The rest of the cast are equally good. Samantha Mathis (taking over the older Amy) delivers an excellent portrayal of a woman keen to head into the world. Susan Sarandon is perfect as a wonderfully loving, all-knowing mother. Christian Bale is perfect as the playboyish Teddy, full of playful fire. John Neville sells a few crucial scenes as a humane Mr Laurence. Gabriel Byrne is certainly far more handsome than his literary counterpart, but he’s so wonderfully gentle, caring and kind that it hardly matters: the relationship between him and Jo is beautifully judged.

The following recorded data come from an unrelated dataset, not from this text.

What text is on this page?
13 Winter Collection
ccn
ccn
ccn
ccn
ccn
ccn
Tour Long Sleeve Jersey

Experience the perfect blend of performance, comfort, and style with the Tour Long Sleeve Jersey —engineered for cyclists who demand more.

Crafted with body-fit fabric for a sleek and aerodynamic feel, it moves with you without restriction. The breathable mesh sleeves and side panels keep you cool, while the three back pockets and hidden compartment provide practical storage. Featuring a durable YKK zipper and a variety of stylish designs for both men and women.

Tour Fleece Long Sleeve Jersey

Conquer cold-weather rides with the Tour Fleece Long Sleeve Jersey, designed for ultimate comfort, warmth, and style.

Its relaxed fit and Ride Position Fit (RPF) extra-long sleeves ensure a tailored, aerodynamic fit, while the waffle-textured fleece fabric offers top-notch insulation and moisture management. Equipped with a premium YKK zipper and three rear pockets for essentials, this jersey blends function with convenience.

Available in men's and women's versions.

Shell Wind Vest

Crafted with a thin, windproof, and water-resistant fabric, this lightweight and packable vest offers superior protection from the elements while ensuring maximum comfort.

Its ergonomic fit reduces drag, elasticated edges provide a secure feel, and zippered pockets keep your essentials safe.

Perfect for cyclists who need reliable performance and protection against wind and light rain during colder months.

Beautifully judged basically sums up the whole thing: there is not a bum note in this whole film. Armstrong and Swicord nail every single decision. Armstrong’s direction is outstanding: a brilliant example is the gently, unbearably sad sequence of sprinkling roses in Beth’s room after her death – it’s so simply done but incredibly moving. The film is crammed with moments like this, beautifully scored by Thomas Newman. Swicord’s script is marvellous, and it successfully draws out the feminist message of the book, without hammering the points: it gently flags up the lack of opportunities often available for women at the time, but also celebrates the contribution they can make. 

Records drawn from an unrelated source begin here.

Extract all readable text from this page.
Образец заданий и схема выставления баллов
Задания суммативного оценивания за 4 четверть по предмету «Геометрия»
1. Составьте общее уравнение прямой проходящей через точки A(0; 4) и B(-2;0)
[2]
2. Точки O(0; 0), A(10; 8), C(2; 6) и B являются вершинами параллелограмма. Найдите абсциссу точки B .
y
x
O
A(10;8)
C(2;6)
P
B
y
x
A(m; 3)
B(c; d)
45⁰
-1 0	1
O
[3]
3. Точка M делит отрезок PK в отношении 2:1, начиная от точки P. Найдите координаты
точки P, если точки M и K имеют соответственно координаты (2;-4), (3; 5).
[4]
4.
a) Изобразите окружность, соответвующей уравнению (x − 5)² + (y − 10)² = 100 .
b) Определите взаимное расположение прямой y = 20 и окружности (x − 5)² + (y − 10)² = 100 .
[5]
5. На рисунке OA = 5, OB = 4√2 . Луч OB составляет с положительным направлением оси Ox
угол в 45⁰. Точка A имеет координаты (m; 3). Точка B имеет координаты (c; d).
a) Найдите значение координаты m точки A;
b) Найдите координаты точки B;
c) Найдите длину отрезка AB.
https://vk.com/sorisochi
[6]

Little Women is a simply superb piece of adaptation, and a deeply affecting and heart-warming film. Only a film that lets you invest in the characters as much as this, could move you as much as it does. When Ryder smiles, you feel your whole world light up. When Danes cries with joy you feel your heart sing. When tragedy comes you feel like you’ve had a loss yourself. The story is superbly streamlined, each character is perfectly established, the relationships between them all are so wonderfully done – you can’t help but fall in love with it. If it had been a film about men it would have been littered with Oscar nominations. As it is, despite the sexism of the Academy, it’s a film you’ll treasure and return to again and again.